La pleine conscience peut-elle casser des briques ?[1]
(légende d’origine : "Il existe des mécanismes sous-jacents par lesquels la pleine conscience améliore la performance au travail" Fizkes / Shutterstock) |
J’ai eu connaissance de cet article The Conversation (“L’expertise universitaire, l’exigence journalistique”) par un lien sponsorisé. Un des très nombreux articles sur les bienfaits de la Pleine Conscience (PC), notamment dans le monde du travail. Les auteurs déclarent n’avoir aucun intérêt autre que leur intérêt pour ce domaine.

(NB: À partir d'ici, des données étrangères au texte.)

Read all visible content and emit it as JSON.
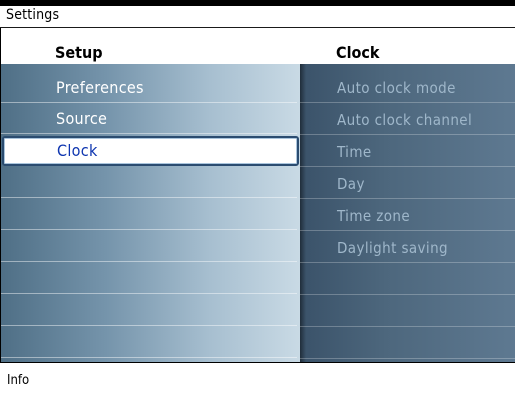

“Les auteurs ne travaillent pas, ne conseillent pas, ne possèdent pas de parts, ne reçoivent pas de fonds d'une organisation qui pourrait tirer profit de cet article, et n'ont déclaré aucune autre affiliation que leur poste universitaire.”Il est indiqué en fin d’article[4], qu’il s’appuie sur un “article de recherche” par les deux auteurs de l’article français et Jessica Mesmer-Magnus du département de Management de l’Université de North Carolina. Cet article a pour titre “How does mindfulness affect performance? The mediating role of workaholism and work-family conflict” et avait été accepté “à la conférence SIOP (avril 2020, Austin, Texas, États-Unis)”, laquelle avait été annulée pour cause de coronavirus le 15 mars 2020. C’est probablement dans cet article (pas (encore) disponible sur Internet), que l’on trouve les résultats de “l’étude menée auprès de plus de 800 salariés européens” auquel font référence les deux auteurs. Elle montrerait “une relation positive et significative entre la pleine conscience et la performance au travail.”
La question que je me suis posé en lisant l’article c’est ce qu’englobe la “Pleine conscience” pratiquée par les (800) salariés. S’agit-il de 10 minutes (ou plus) d’une pratique de méditation au travail, le matin chez soi, un stage, sur quelle durée … ? Quelle pratique de PC produit les bienfaits dont il est question dans l’article ? Dans un autre article (10/04/2019) par les deux mêmes auteurs, Manager les millennials grâce à la méditation de pleine conscience, c’est la formation au programme MBSR (Mindfulness-Based Stress Reduction)[5] de Jon Kabat-Zinn, qui est présentée. Il me semble peu probable que les 800 salariés aient suivi cette formation, mais ce n’est pas non plus impossible.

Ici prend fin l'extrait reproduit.